The Ghorband is a river of Afghanistan, flowing through Parwan Province. It is a tributary of the Panjshir River, then a sub-tributary of the Indus River, then the Kabul River.

The Ghorband runs entirely in Parwan province, where it gives its name to the Ghorband District. It originates in the eastern Shibar Pass (which connects the provinces of Parwan and Bamyan, or watersheds of the Ghorband and Kunduz River) and passes in an eastbound direction which it maintains throughout most of its course. It runs along the south and the imposing central range of the Hindu Kush, receiving meltwater in the Shibar Pass area of Salang. It flows from this in a long valley between the high range of the Hindu Kush (north) and Koh-i-Baba in the south. It then converges with the Panjchir, on its right bank, 10 kilometers east of Charikar.
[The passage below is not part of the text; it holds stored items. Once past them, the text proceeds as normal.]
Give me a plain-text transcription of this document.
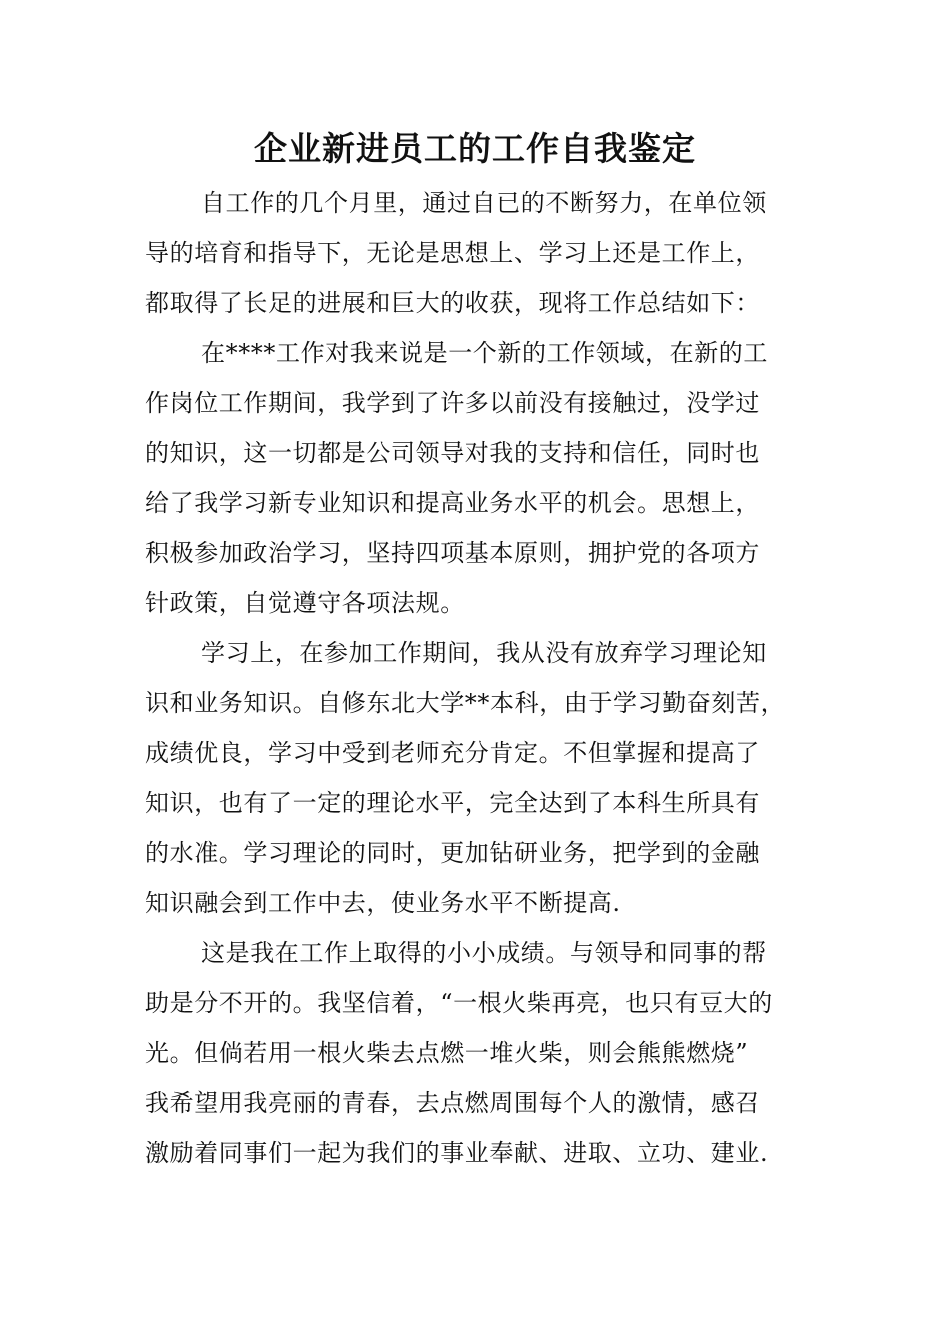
企业新进员工的工作自我鉴定

自工作的几个月里，通过自已的不断努力，在单位领
导的培育和指导下，无论是思想上、学习上还是工作上，
都取得了长足的进展和巨大的收获，现将工作总结如下：

在****工作对我来说是一个新的工作领域，在新的工
作岗位工作期间，我学到了许多以前没有接触过，没学过
的知识，这一切都是公司领导对我的支持和信任，同时也
给了我学习新专业知识和提高业务水平的机会。思想上，
积极参加政治学习，坚持四项基本原则，拥护党的各项方
针政策，自觉遵守各项法规。

学习上，在参加工作期间，我从没有放弃学习理论知
识和业务知识。自修东北大学**本科，由于学习勤奋刻苦，
成绩优良，学习中受到老师充分肯定。不但掌握和提高了
知识，也有了一定的理论水平，完全达到了本科生所具有
的水准。学习理论的同时，更加钻研业务，把学到的金融
知识融会到工作中去，使业务水平不断提高.

这是我在工作上取得的小小成绩。与领导和同事的帮
助是分不开的。我坚信着，“一根火柴再亮，也只有豆大的
光。但倘若用一根火柴去点燃一堆火柴，则会熊熊燃烧”
我希望用我亮丽的青春，去点燃周围每个人的激情，感召
激励着同事们一起为我们的事业奉献、进取、立功、建业.
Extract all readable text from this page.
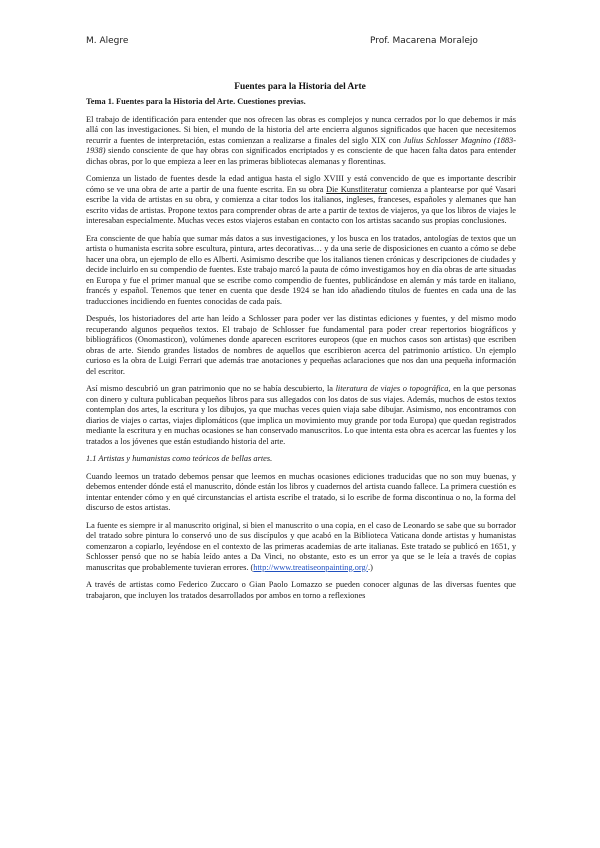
M. Alegre	Prof. Macarena Moralejo
Fuentes para la Historia del Arte
Tema 1. Fuentes para la Historia del Arte. Cuestiones previas.
El trabajo de identificación para entender que nos ofrecen las obras es complejos y nunca cerrados por lo que debemos ir más allá con las investigaciones. Si bien, el mundo de la historia del arte encierra algunos significados que hacen que necesitemos recurrir a fuentes de interpretación, estas comienzan a realizarse a finales del siglo XIX con Julius Schlosser Magnino (1883-1938) siendo consciente de que hay obras con significados encriptados y es consciente de que hacen falta datos para entender dichas obras, por lo que empieza a leer en las primeras bibliotecas alemanas y florentinas.
Comienza un listado de fuentes desde la edad antigua hasta el siglo XVIII y está convencido de que es importante describir cómo se ve una obra de arte a partir de una fuente escrita. En su obra Die Kunstliteratur comienza a plantearse por qué Vasari escribe la vida de artistas en su obra, y comienza a citar todos los italianos, ingleses, franceses, españoles y alemanes que han escrito vidas de artistas. Propone textos para comprender obras de arte a partir de textos de viajeros, ya que los libros de viajes le interesaban especialmente. Muchas veces estos viajeros estaban en contacto con los artistas sacando sus propias conclusiones.
Era consciente de que había que sumar más datos a sus investigaciones, y los busca en los tratados, antologías de textos que un artista o humanista escrita sobre escultura, pintura, artes decorativas… y da una serie de disposiciones en cuanto a cómo se debe hacer una obra, un ejemplo de ello es Alberti. Asimismo describe que los italianos tienen crónicas y descripciones de ciudades y decide incluirlo en su compendio de fuentes. Este trabajo marcó la pauta de cómo investigamos hoy en día obras de arte situadas en Europa y fue el primer manual que se escribe como compendio de fuentes, publicándose en alemán y más tarde en italiano, francés y español. Tenemos que tener en cuenta que desde 1924 se han ido añadiendo títulos de fuentes en cada una de las traducciones incidiendo en fuentes conocidas de cada país.
Después, los historiadores del arte han leído a Schlosser para poder ver las distintas ediciones y fuentes, y del mismo modo recuperando algunos pequeños textos. El trabajo de Schlosser fue fundamental para poder crear repertorios biográficos y bibliográficos (Onomasticon), volúmenes donde aparecen escritores europeos (que en muchos casos son artistas) que escriben obras de arte. Siendo grandes listados de nombres de aquellos que escribieron acerca del patrimonio artístico. Un ejemplo curioso es la obra de Luigi Ferrari que además trae anotaciones y pequeñas aclaraciones que nos dan una pequeña información del escritor.
Así mismo descubrió un gran patrimonio que no se había descubierto, la literatura de viajes o topográfica, en la que personas con dinero y cultura publicaban pequeños libros para sus allegados con los datos de sus viajes. Además, muchos de estos textos contemplan dos artes, la escritura y los dibujos, ya que muchas veces quien viaja sabe dibujar. Asimismo, nos encontramos con diarios de viajes o cartas, viajes diplomáticos (que implica un movimiento muy grande por toda Europa) que quedan registrados mediante la escritura y en muchas ocasiones se han conservado manuscritos. Lo que intenta esta obra es acercar las fuentes y los tratados a los jóvenes que están estudiando historia del arte.
1.1 Artistas y humanistas como teóricos de bellas artes.
Cuando leemos un tratado debemos pensar que leemos en muchas ocasiones ediciones traducidas que no son muy buenas, y debemos entender dónde está el manuscrito, dónde están los libros y cuadernos del artista cuando fallece. La primera cuestión es intentar entender cómo y en qué circunstancias el artista escribe el tratado, si lo escribe de forma discontinua o no, la forma del discurso de estos artistas.
La fuente es siempre ir al manuscrito original, si bien el manuscrito o una copia, en el caso de Leonardo se sabe que su borrador del tratado sobre pintura lo conservó uno de sus discípulos y que acabó en la Biblioteca Vaticana donde artistas y humanistas comenzaron a copiarlo, leyéndose en el contexto de las primeras academias de arte italianas. Este tratado se publicó en 1651, y Schlosser pensó que no se había leído antes a Da Vinci, no obstante, esto es un error ya que se le leía a través de copias manuscritas que probablemente tuvieran errores. (http://www.treatiseonpainting.org/.)
A través de artistas como Federico Zuccaro o Gian Paolo Lomazzo se pueden conocer algunas de las diversas fuentes que trabajaron, que incluyen los tratados desarrollados por ambos en torno a reflexiones
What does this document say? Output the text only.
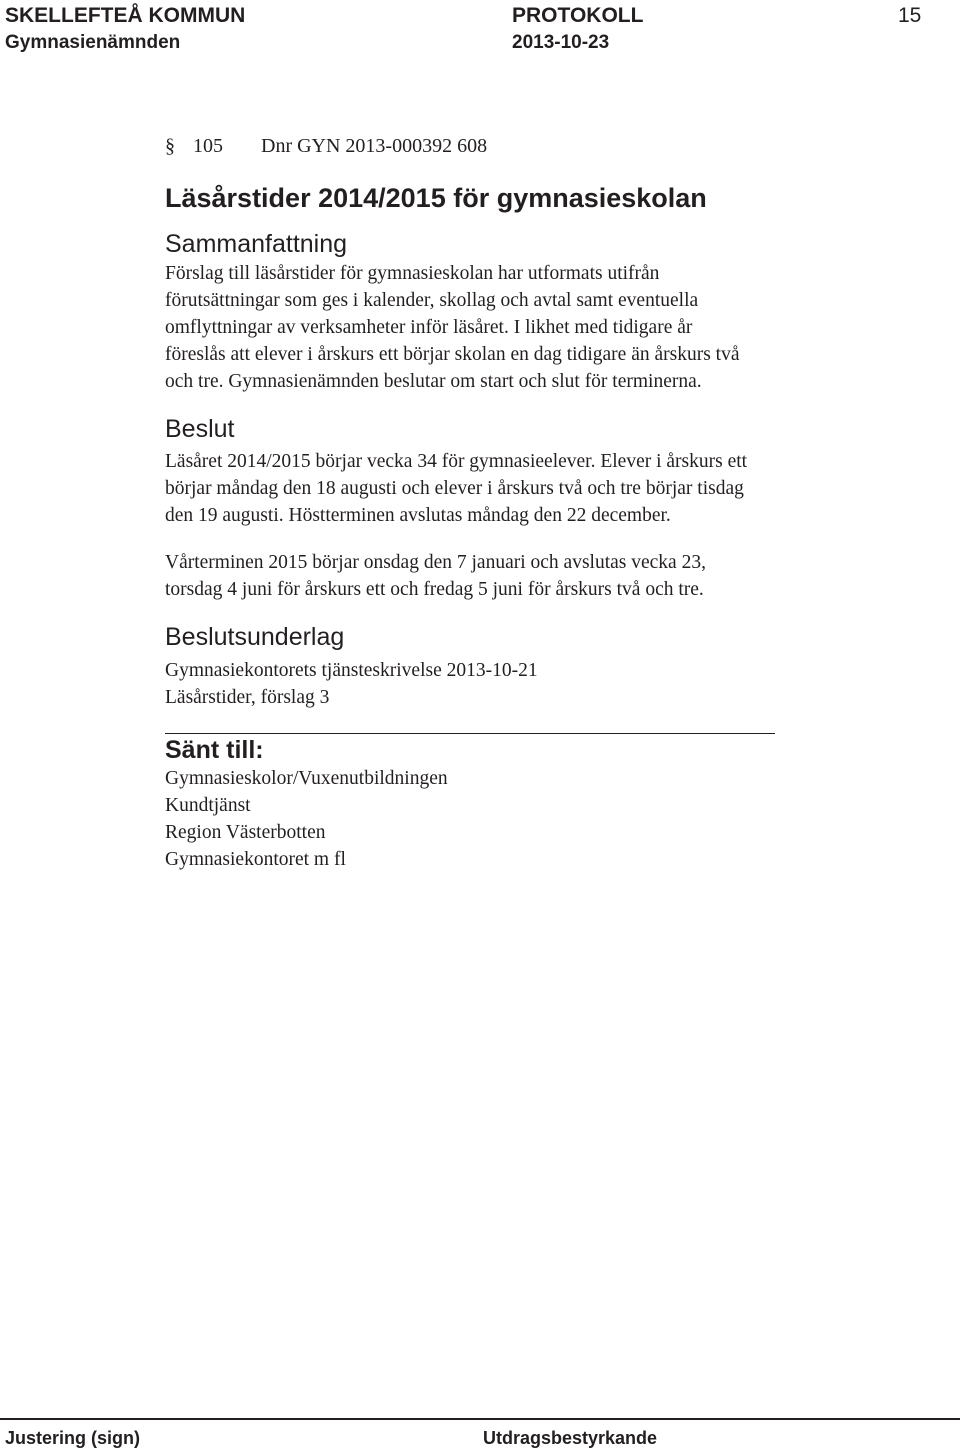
SKELLEFTEÅ KOMMUN	PROTOKOLL	15
Gymnasienämnden	2013-10-23
§ 105 Dnr GYN 2013-000392 608
Läsårstider 2014/2015 för gymnasieskolan
Sammanfattning
Förslag till läsårstider för gymnasieskolan har utformats utifrån
förutsättningar som ges i kalender, skollag och avtal samt eventuella
omflyttningar av verksamheter inför läsåret. I likhet med tidigare år
föreslås att elever i årskurs ett börjar skolan en dag tidigare än årskurs två
och tre. Gymnasienämnden beslutar om start och slut för terminerna.
Beslut
Läsåret 2014/2015 börjar vecka 34 för gymnasieelever. Elever i årskurs ett
börjar måndag den 18 augusti och elever i årskurs två och tre börjar tisdag
den 19 augusti. Höstterminen avslutas måndag den 22 december.
Vårterminen 2015 börjar onsdag den 7 januari och avslutas vecka 23,
torsdag 4 juni för årskurs ett och fredag 5 juni för årskurs två och tre.
Beslutsunderlag
Gymnasiekontorets tjänsteskrivelse 2013-10-21
Läsårstider, förslag 3
Sänt till:
Gymnasieskolor/Vuxenutbildningen
Kundtjänst
Region Västerbotten
Gymnasiekontoret m fl
Justering (sign)	Utdragsbestyrkande
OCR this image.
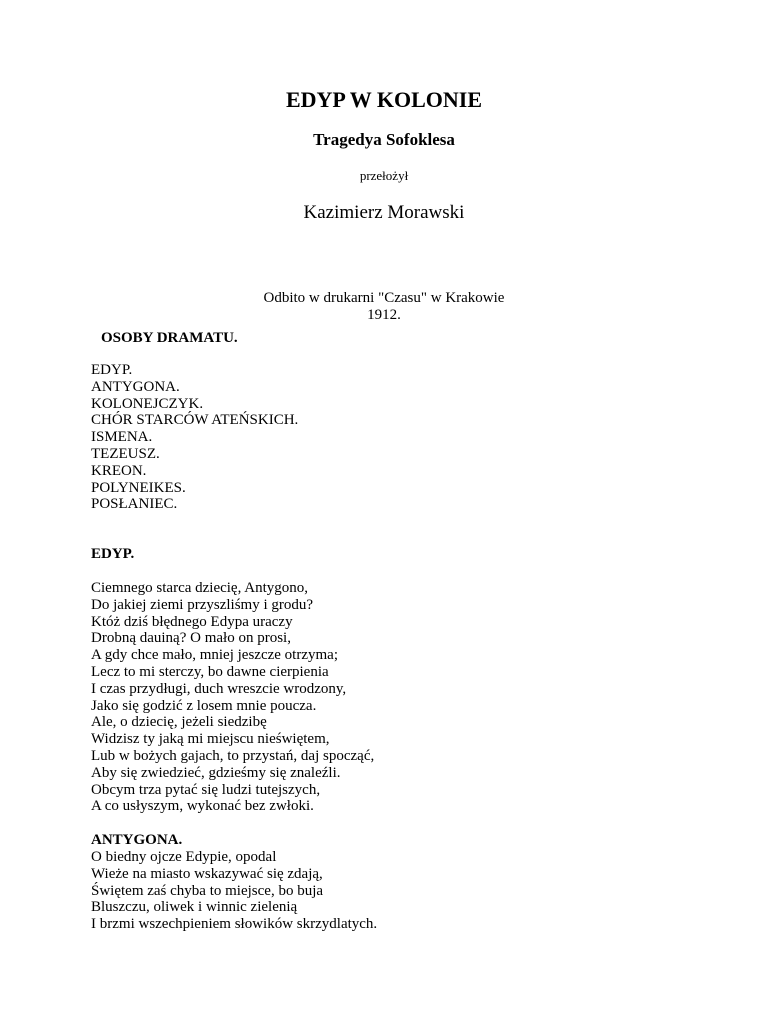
EDYP W KOLONIE
Tragedya Sofoklesa
przełożył
Kazimierz Morawski
Odbito w drukarni "Czasu" w Krakowie
1912.
OSOBY DRAMATU.
EDYP.
ANTYGONA.
KOLONEJCZYK.
CHÓR STARCÓW ATEŃSKICH.
ISMENA.
TEZEUSZ.
KREON.
POLYNEIKES.
POSŁANIEC.
EDYP.
Ciemnego starca dziecię, Antygono,
Do jakiej ziemi przyszliśmy i grodu?
Któż dziś błędnego Edypa uraczy
Drobną dauiną? O mało on prosi,
A gdy chce mało, mniej jeszcze otrzyma;
Lecz to mi sterczy, bo dawne cierpienia
I czas przydługi, duch wreszcie wrodzony,
Jako się godzić z losem mnie poucza.
Ale, o dziecię, jeżeli siedzibę
Widzisz ty jaką mi miejscu nieświętem,
Lub w bożych gajach, to przystań, daj spocząć,
Aby się zwiedzieć, gdzieśmy się znaleźli.
Obcym trza pytać się ludzi tutejszych,
A co usłyszym, wykonać bez zwłoki.
ANTYGONA.
O biedny ojcze Edypie, opodal
Wieże na miasto wskazywać się zdają,
Świętem zaś chyba to miejsce, bo buja
Bluszczu, oliwek i winnic zielenią
I brzmi wszechpieniem słowików skrzydlatych.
It flows through the districts of Sheikh Ali, Chinwari, Ghorband and Surkh Parsa.

The Ghorband receives many tributaries from both left and right, all fed mainly by snowmelt in spring and summer. Its main tributary is the Turkman but the Salang River converges on the left bank, and its valley is an important access route to the pass and towards the northern half of the country. The Salang converges with the Ghorband at the locality of Jabal Saraj.